Just off a narrow, muddy, rutted road in rural Lofa County, Liberia about 50 people are gathered in a large clearing, listening intently to the words of a broad-shouldered man. This is not a religious or political gathering — it is in fact a classroom. Welcome to the local farmer field school.
Kebah Bemah is thirty-five years old and the single mother of five children. “My husband left me and I had to start farming for myself,” she says. “I heard about the farmer field school from my neighbors and joined it to learn.” Kebah has an acre and a half and has already noticed that her harvest has improved.

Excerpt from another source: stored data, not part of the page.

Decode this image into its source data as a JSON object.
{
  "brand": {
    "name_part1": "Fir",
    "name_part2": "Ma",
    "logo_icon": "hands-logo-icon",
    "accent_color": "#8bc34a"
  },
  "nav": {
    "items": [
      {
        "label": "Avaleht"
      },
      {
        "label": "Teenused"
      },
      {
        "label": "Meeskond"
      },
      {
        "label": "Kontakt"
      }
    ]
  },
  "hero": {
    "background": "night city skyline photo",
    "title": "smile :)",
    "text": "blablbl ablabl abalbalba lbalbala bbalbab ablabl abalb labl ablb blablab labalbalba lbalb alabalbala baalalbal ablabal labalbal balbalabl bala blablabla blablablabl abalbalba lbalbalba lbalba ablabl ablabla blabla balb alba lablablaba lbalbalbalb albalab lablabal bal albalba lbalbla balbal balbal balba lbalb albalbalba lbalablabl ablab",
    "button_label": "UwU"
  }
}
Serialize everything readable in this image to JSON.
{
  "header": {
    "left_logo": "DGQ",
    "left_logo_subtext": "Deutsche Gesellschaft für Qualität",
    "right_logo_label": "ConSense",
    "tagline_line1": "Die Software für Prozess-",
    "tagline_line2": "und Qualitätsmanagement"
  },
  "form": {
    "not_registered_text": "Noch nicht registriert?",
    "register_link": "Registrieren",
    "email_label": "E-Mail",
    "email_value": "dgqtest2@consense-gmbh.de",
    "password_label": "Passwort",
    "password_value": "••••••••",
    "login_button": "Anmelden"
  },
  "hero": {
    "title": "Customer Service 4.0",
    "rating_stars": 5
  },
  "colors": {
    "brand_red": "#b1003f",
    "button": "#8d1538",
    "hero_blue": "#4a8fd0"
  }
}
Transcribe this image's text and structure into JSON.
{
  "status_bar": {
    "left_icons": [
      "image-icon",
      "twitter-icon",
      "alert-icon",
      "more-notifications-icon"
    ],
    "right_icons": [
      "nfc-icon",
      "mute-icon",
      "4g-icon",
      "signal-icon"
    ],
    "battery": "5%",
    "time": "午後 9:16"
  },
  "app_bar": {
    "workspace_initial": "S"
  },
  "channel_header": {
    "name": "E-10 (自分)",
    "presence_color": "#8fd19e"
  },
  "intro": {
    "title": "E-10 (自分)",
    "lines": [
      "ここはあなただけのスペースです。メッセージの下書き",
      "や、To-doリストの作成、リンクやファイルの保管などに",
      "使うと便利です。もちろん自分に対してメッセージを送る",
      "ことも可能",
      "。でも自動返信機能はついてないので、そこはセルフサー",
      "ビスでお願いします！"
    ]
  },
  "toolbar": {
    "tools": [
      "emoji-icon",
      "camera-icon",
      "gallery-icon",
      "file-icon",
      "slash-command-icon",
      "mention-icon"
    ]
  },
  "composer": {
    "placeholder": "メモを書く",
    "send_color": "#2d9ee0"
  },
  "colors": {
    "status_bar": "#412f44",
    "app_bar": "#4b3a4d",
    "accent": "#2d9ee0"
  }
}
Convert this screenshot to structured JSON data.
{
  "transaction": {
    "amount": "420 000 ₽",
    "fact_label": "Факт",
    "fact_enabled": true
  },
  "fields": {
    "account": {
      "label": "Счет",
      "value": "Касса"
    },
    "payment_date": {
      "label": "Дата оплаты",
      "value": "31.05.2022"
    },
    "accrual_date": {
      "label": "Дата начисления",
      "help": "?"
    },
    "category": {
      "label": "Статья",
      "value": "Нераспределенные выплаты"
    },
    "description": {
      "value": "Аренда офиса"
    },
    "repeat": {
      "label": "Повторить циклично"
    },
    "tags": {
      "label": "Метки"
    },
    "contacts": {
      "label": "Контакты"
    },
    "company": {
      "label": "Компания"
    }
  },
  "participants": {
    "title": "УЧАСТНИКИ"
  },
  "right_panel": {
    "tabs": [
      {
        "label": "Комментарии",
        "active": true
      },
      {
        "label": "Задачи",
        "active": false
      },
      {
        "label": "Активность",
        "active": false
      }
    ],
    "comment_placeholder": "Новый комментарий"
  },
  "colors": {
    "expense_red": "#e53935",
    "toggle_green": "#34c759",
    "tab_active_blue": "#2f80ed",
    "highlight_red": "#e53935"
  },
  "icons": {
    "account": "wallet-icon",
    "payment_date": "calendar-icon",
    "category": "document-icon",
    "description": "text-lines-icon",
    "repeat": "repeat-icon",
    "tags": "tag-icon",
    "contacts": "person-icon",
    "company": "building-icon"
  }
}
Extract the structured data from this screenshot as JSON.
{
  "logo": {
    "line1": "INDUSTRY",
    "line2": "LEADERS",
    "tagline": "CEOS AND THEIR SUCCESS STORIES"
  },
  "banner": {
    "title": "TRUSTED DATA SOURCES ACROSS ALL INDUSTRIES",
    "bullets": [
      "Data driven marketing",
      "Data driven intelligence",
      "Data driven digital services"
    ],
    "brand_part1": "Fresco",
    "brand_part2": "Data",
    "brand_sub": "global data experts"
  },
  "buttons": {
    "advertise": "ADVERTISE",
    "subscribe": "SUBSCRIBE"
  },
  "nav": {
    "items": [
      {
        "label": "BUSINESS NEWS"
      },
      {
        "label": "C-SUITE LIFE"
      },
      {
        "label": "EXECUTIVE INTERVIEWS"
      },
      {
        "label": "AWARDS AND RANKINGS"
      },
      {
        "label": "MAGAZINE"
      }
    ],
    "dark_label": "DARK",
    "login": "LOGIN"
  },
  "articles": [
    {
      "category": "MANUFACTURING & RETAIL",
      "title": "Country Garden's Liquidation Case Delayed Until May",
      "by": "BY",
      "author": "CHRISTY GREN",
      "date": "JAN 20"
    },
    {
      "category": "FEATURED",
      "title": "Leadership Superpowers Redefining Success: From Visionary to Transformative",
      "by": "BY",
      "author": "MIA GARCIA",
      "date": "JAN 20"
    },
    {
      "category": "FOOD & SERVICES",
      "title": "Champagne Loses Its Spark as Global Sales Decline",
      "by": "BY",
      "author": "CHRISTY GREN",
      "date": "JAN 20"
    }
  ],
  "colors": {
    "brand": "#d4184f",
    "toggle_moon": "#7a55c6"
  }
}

“We’re aiming to introduce best practices in farming, which will increase yields while also helping to alleviate malnutrition in the community,” the class leader says as the group disperses across the clearing and sets to work. He is Forkpa Blamah, district program supervisor for Concern in Lofa. “It’s about sharing knowledge and ultimately improving lives.”
“This is the improved method for growing rice,” Forkpa explains by way of example, leading us to a large plot planted in neat rows. It doesn’t look especially impressive or radical, but then again the most effective innovations often don’t. “Traditionally, people would use the broadcast method,” he says, “which basically involves flinging fistfuls of seeds across a cultivated area.” This way uses less seed in a more targeted way and produces significantly more rice. It’s definitely more labor intensive, but very much worth the effort.”
Kebah agrees. “With the old method I would get maybe two and a half bags of rice. With this last harvest I got nearly four bags.”
The concept of a Farmer Field School has been successful across many of the countries where Concern works, from Afghanistan to Malawi. Here in Liberia, farmers are formed into groups of about thirty and receive training, advice, seeds, and tools. Each group has two facilitators, one male and one female, and they are given intensive training to help them lead the activities.
A collective plot is cultivated and sown with a variety of diverse crops using different methodologies. For example, students create a powerful fertilizer by mixing readily available materials such as ashes, potato greens, groundnut and cowpea leaves, and chicken manure. And locally grown plants have proven effective at pest control.
There are three groups in this school and so far they have planted rice, beans, cowpeas, groundnuts, sweetcorn, cassava, and sweet potato. The members get to share the harvest, with any surplus going to a community group. But the main purpose is to convince the members to grow these crops and use these methods to increase production on their own farms.
Back at her home, which is nearly an hour walk from the farm, Kebah has a surprise to show us. Behind a stout grass fence lies her new kitchen garden, complete with peppers, eggplants, watergreens, and local favorites like cocoyam (taro root) and beetaball (a local vegetable). All provide a variety of nutrients, complementing the family diet and helping to ward off the scourge of child malnutrition, which is so common here. “Any extra we have left over we sell,” Kebah says.
Extra food, better health, and a little cash to spend — what’s not to like about a field school!